Einig ist sich die Kommentarliteratur, dass die Staatsanwaltschaft als »Herrin des Ermittlungsverfahrens« das Ermittlungsverfahren leiten muss2 und daher zur justizmäßigen Sachleitung der polizeilichen Ermittlungen verpflichtet ist3.

Die Polizei ist Ermittlungsperson4 der Staatsanwaltschaft.

Die Leitungsaufgabe der Staatsanwaltschaft kann freilich nicht ohne die hierfür notwendigen Informationen erfüllt werden.5

Dazu LR/Erb6:

Die uneingeschränkte Verpflichtung der Polizei, ihre „Verhandlungen“, also alle bei ihr erwachsenen Vorgänge, ohne Verzug, also auf dem schnellsten Wege, der Staatsanwaltschaft zu übersenden, soll bewirken, dass die Staatsanwaltschaft ihrer Aufgabe gerecht werden kann, sich aus einer umfassenden Sachverhaltskenntnis heraus erforderlichenfalls unmittelbar in die Ermittlungen einzuschalten und die weitere Sachbehandlung zu beeinflussen.

Akteneinsicht des Verteidigers oder des Beschuldigten

Soweit ersichtlich erwähnt aber keine Kommentierung, dass die Übersendung der »Verhandlungen« nicht nur zur Leitungsaufgabe der Staatsanwaltschaft erforderlich ist, sondern auch vielmehr für die Sicherstellung des Anspruchs auf Akteneinsicht.

Nach § 147 Abs. 5 S. 1 StPO ist für die Akteneinsicht im Ermittlungsverfahren die Staatsanwaltschaft zuständig.

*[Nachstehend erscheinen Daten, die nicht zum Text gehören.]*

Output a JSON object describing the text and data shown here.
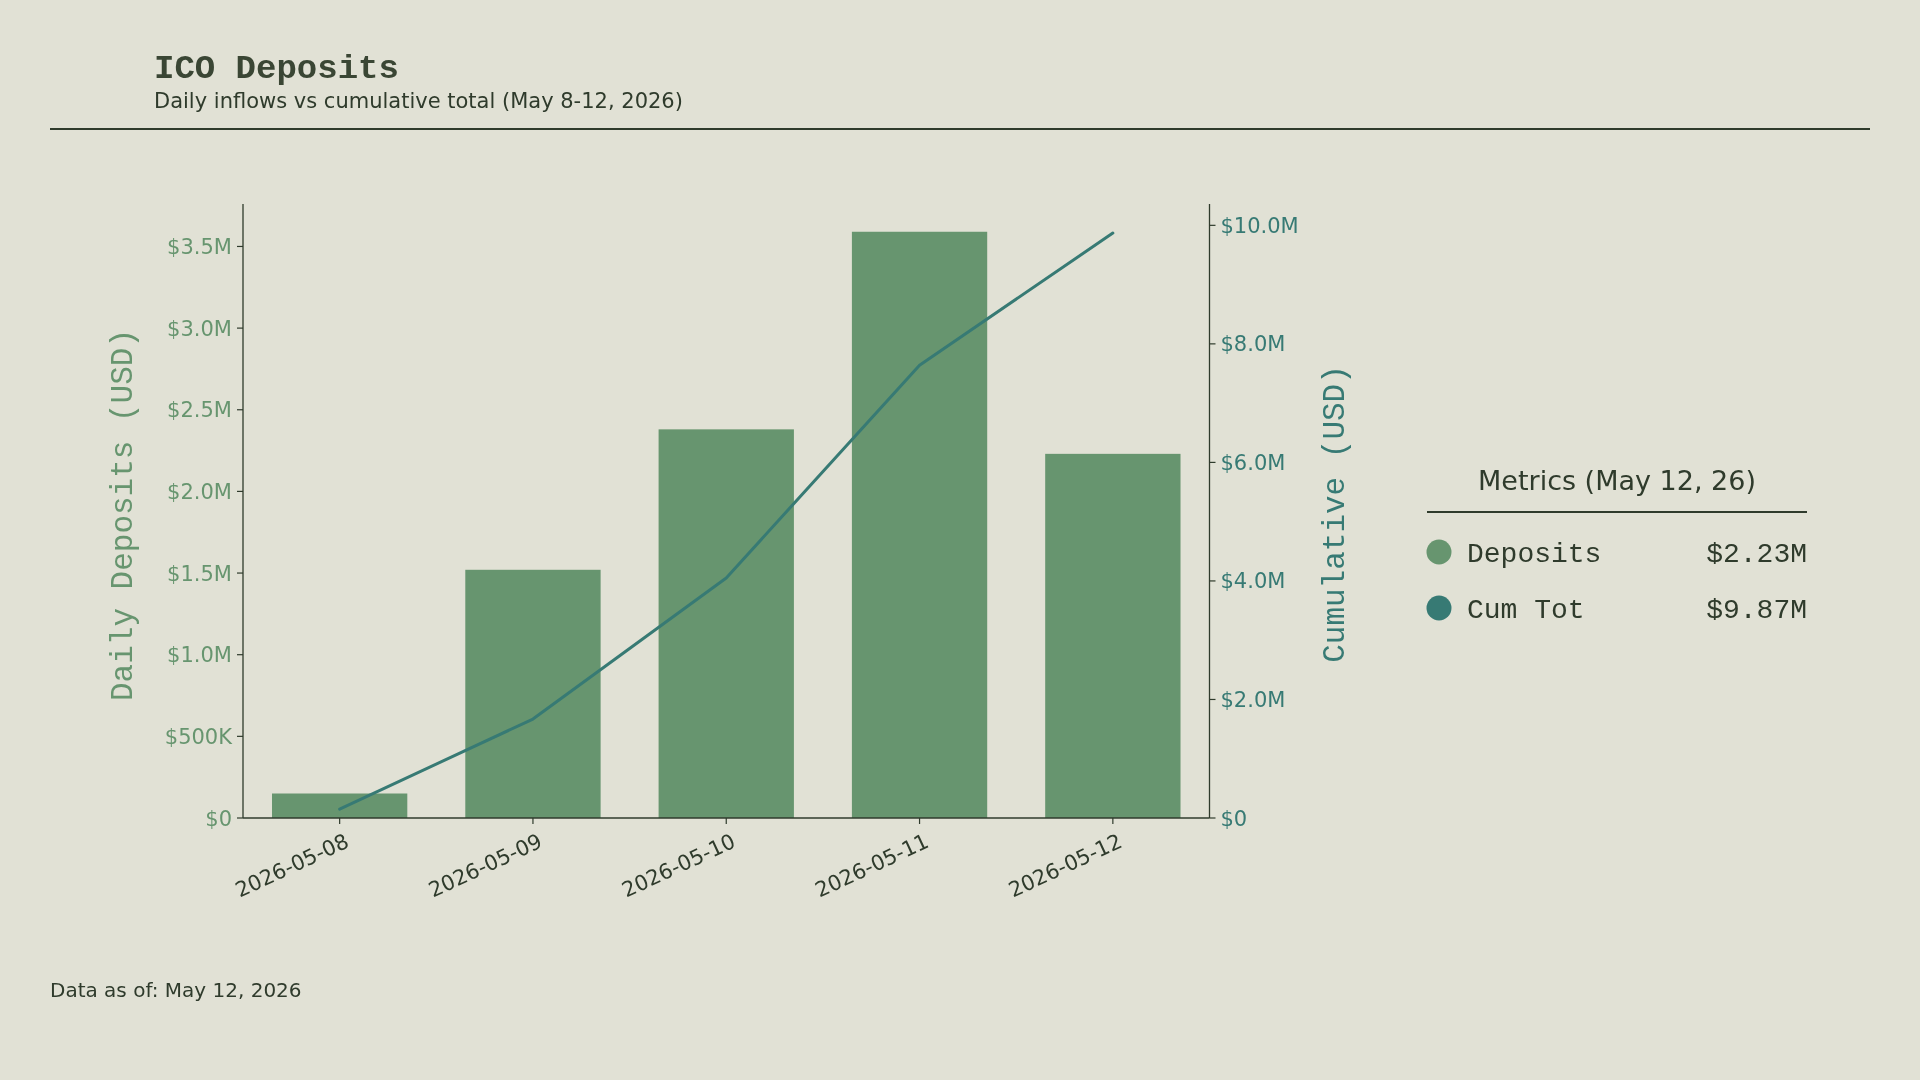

Die Polizei darf keine Akteneinsicht gewähren. Die Akteneinsicht ist konkretisiertes Verfassungsrecht, nämlich des Anspruchs auf »rechtliches Gehör«.

Nach Art 6 Abs. 3 lt. a) EMRK hat jede angeklagte Person als Mindestrecht, »innerhalb möglichst kurzer Frist [...] über Art und Grund der gegen sie erhobenen Beschuldigungen unterrichtet zu werden.«

Zeitpunkt der Übersendung

Richterliche Auffassung

Ziegler in SSW-StPO7:

Dies hat ohne zeitlichen Verzug zu geschehen, d.H. nach Abschluss aller für die Entscheidung nach § 170 erforderlichen Ermittlungshandlungen einschließlich der Beschuldigtenvernehmung (§ 163a StPO).

Rechtskonforme Auffassung

Wie gezeigt, ist die Übersendung der »polizeilichen Verhandlungen« notwendig für den verfassungsrechtlichen Anspruch auf Akteneinsicht als »Normallfall« der Gewährung des rechtlichen Gehörs.

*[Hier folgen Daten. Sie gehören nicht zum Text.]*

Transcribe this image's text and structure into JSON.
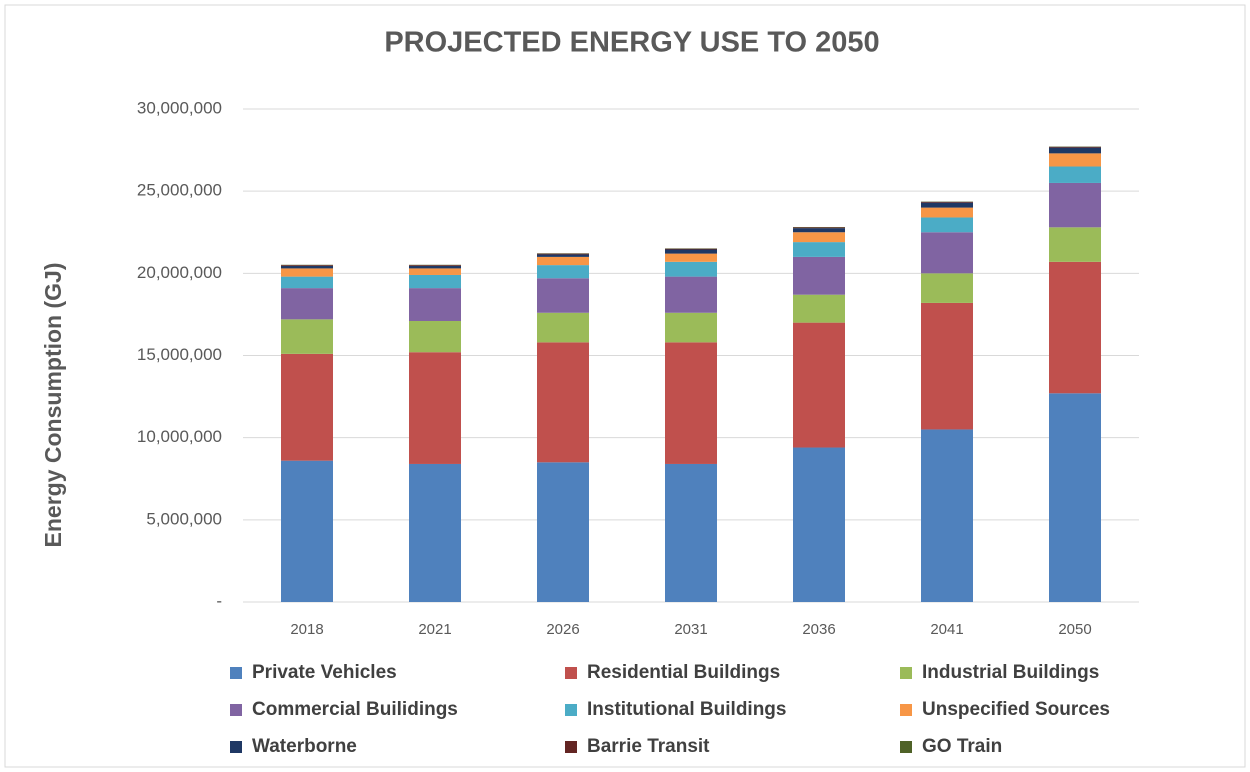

Daher muss § 163 Abs. 2 S. 1 StPO EGMR-konform dahingehend ausgelegt werden, dass durch rechtzeitige/unverzügliche Übersendung der »Verhandlungen« an die Staatsanwaltschaft diese ihre Pflicht auf unverzügliche8 Unterrichtung des Beschuldigten erfüllen kann.

Auch die Entscheidung des Gesetzgebers für den Plural bei »Vernehmungen« spricht für eine Pflicht zur sukzessiven Übersendung der jeweiligen Ermittlungshandlungen.

Die Auffassung der richterlichen Kommentatoren ist daher nicht nur unverständlich, sondern schlicht verfassungswidrig und rechtsfremd.

Keine "Heilung" der Polizeipraxis

Kein Gewohnheitsrecht

Es ist zumindest tröstlich, dass aus dem perpetuierten Gesetzesverstoß der Ermittlungsbehörden kein Gewohnheitsrecht für die Polizei entstanden sein soll:

Ziegler in SSW-StPO9:

Abweichend vom gesetzlichen Leitbild hat sich in der Praxis des polizeilichen Handelns dahin entwickelt, dass in den meisten Fällen Ermittlungen über die in Abs. 1 Satz 1 geforderten ersten Ermittlungshandlungen hinaus die Sache »ausermittelt« wird (vgl. LR/Erb § 163 Rn. 24.). Damit ist jedoch noch kein Gewohnheitsrecht entstanden, dass der Polizei ein Recht zu eigenständigen Ermittlungen ohne Einfluss der StA gibt.

Kein konkludenter Verzicht auf Übersendung durch Staatsanwaltschaft

Entgegen der Auffassung von Walther kann die Duldung der Praxis nicht zu einer rechtlichen Zulässigkeit verhelfen.

AnwK-StPO/Walter10:

Da diese Handhabung von den Staatsanwaltschaften geduldet wird, ist insofern von einer stillschweigenden Beauftragung der Polizei mit der Durchführung der erforderlichen Ermittlungen auszugehen.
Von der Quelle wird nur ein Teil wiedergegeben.